Artigo – Dia Mundial do Consumidor – A exploração dos consumidores por Bancos, Financeiras e Operadoras de Cartões de Crédito. Roberto Ramalho é advogado, foi procurador do município de Maceió entre janeiro de 2001 a fevereiro de 2002 e é jornalista. www.ditoconceito.blogspot.com.br

1. Noções Gerais sobre o tema

Ao iniciar o “Special message to congress on protecting consumer interest” nome dado a esse importante discurso, o então Presidente Estatudinense afirma que “Consumidores, por definição, somos todos nós”. O discurso é recheado de referências a vários aspectos do consumo àquela época, mas também parece bem atual aos olhos de hoje. Visionário, Kennedy alerta para a necessidade do Estado efetivamente proteger os consumidores já que a evolução da economia trouxe benefícios inquestionáveis para a sociedade americana, mas tal fato não poderia ser desculpa para relaxar quanto aos aspectos da proteção ao consumidor. Disponível em: http://www.jfklibrary.org/Asset-Viewer/Archives/JFKPOF-037-028.aspx acesso em 13.03 de 2025.  

No sentido de proteger os consumidores efetivamente, o presidente aponta os seguintes direitos:

(1) O direito à segurança - de ser protegido contra a comercialização de produtos prejudiciais à saúde ou à vida.

(2) O direito de ser informado - de ser protegido contra informação, publicidade, rotulagem ou outras práticas que sejam fraudulentas, enganosas, ou grosseiramente falaciosas, e que sejam a ele dadas todas as informações das quais precisa para fazer uma escolha adequada.

(3) O direito de escolher - ser assegurado, sempre que possível, o acesso a uma variedade de produtos e serviços a preços competitivos; e nas indústrias em que a concorrência não é viável que a regulamentação governamental seja efetiva, deve também haver garantia de qualidade e serviço satisfatórios a preços justos.

(4) O direito de ser ouvido – para se ter a certeza de que os interesses dos consumidores receberão consideração completa e favorável na formulação das políticas de Governo, e também tratamento justo e rápido em seus tribunais administrativos. (grifos e tradução nosso).

Posteriormente, através da Lei n. 10.504, de 08 de julho de 2002, se instituiu, no Brasil, o Dia Nacional do Consumidor.  (BESSA, Leonardo Roscoe. Relação de Consumo e aplicação do Código de Defesa do Consumidor. 2. ed. Revista e atualizada. São Paulo: Revista dos Tribunais, 2009. - Biblioteca de Direito do Consumidor; v. 39, p. 32).

É de fundamental importância mencionar e frisar que, a oferta e concessão de crédito têm uma relação direta com a dignidade da pessoa humana, desde que exista o devido respeito e consideração com o consumidor.

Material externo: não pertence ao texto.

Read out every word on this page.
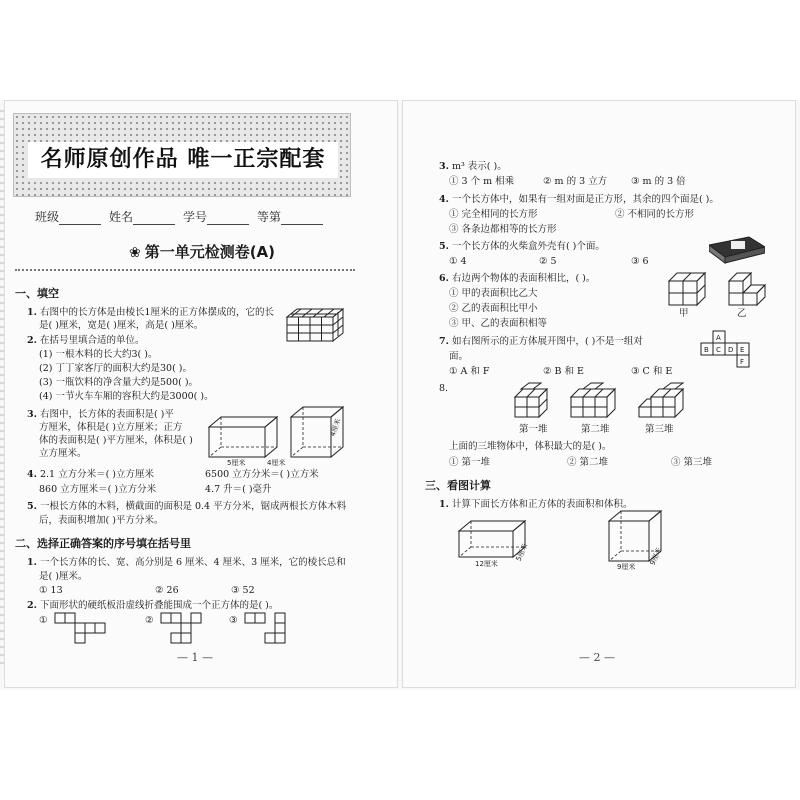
名师原创作品 唯一正宗配套
班级	姓名	学号	等第
❀ 第一单元检测卷(A)
一、填空
1. 右图中的长方体是由棱长1厘米的正方体摆成的，它的长
是( )厘米，宽是( )厘米，高是( )厘米。
2. 在括号里填合适的单位。
(1) 一根木料的长大约3( )。
(2) 丁丁家客厅的面积大约是30( )。
(3) 一瓶饮料的净含量大约是500( )。
(4) 一节火车车厢的容积大约是3000( )。
3. 右图中，长方体的表面积是( )平
方厘米，体积是( )立方厘米；正方
体的表面积是( )平方厘米，体积是( )
立方厘米。
5厘米	4厘米
4厘米
4. 2.1 立方分米＝( )立方厘米	6500 立方分米＝( )立方米
860 立方厘米＝( )立方分米	4.7 升＝( )毫升
5. 一根长方体的木料，横截面的面积是 0.4 平方分米，锯成两根长方体木料
后，表面积增加( )平方分米。
二、选择正确答案的序号填在括号里
1. 一个长方体的长、宽、高分别是 6 厘米、4 厘米、3 厘米，它的棱长总和
是( )厘米。
① 13	② 26	③ 52
2. 下面形状的硬纸板沿虚线折叠能围成一个正方体的是( )。
①	②	③
— 1 —
3. m³ 表示( )。
① 3 个 m 相乘	② m 的 3 立方	③ m 的 3 倍
4. 一个长方体中，如果有一组对面是正方形，其余的四个面是( )。
① 完全相同的长方形	② 不相同的长方形
③ 各条边都相等的长方形
5. 一个长方体的火柴盒外壳有( )个面。
① 4	② 5	③ 6
6. 右边两个物体的表面积相比，( )。
① 甲的表面积比乙大
② 乙的表面积比甲小
③ 甲、乙的表面积相等
甲	乙
7. 如右图所示的正方体展开图中，( )不是一组对
面。
① A 和 F	② B 和 E	③ C 和 E
A
B C D E
F
8.
第一堆	第二堆	第三堆
上面的三堆物体中，体积最大的是( )。
① 第一堆	② 第二堆	③ 第三堆
三、看图计算
1. 计算下面长方体和正方体的表面积和体积。
12厘米
5厘米
9厘米
9厘米
— 2 —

Fábio Konder Comparato explica que "a compreensão da dignidade da pessoa humana e de seus direitos, no curso da História, tem sido, em grande parte, o fruto da dor física e do sofrimento moral. A cada grande surto de violência, os homens recuam, horrorizados, diante da ignomínia que afinal se abre claramente diante de seus olhos; e o remorso pelas torturas, as mutilações em massa, os massacres coletivos e as explorações aviltantes faz nascer nas consciências, a exigência de novas regras de uma vida mais digna para todos" (F. K. Comparato. A Afirmação Histórica dos Direitos Humanos. Editora Saraiva1999. p. 30-31).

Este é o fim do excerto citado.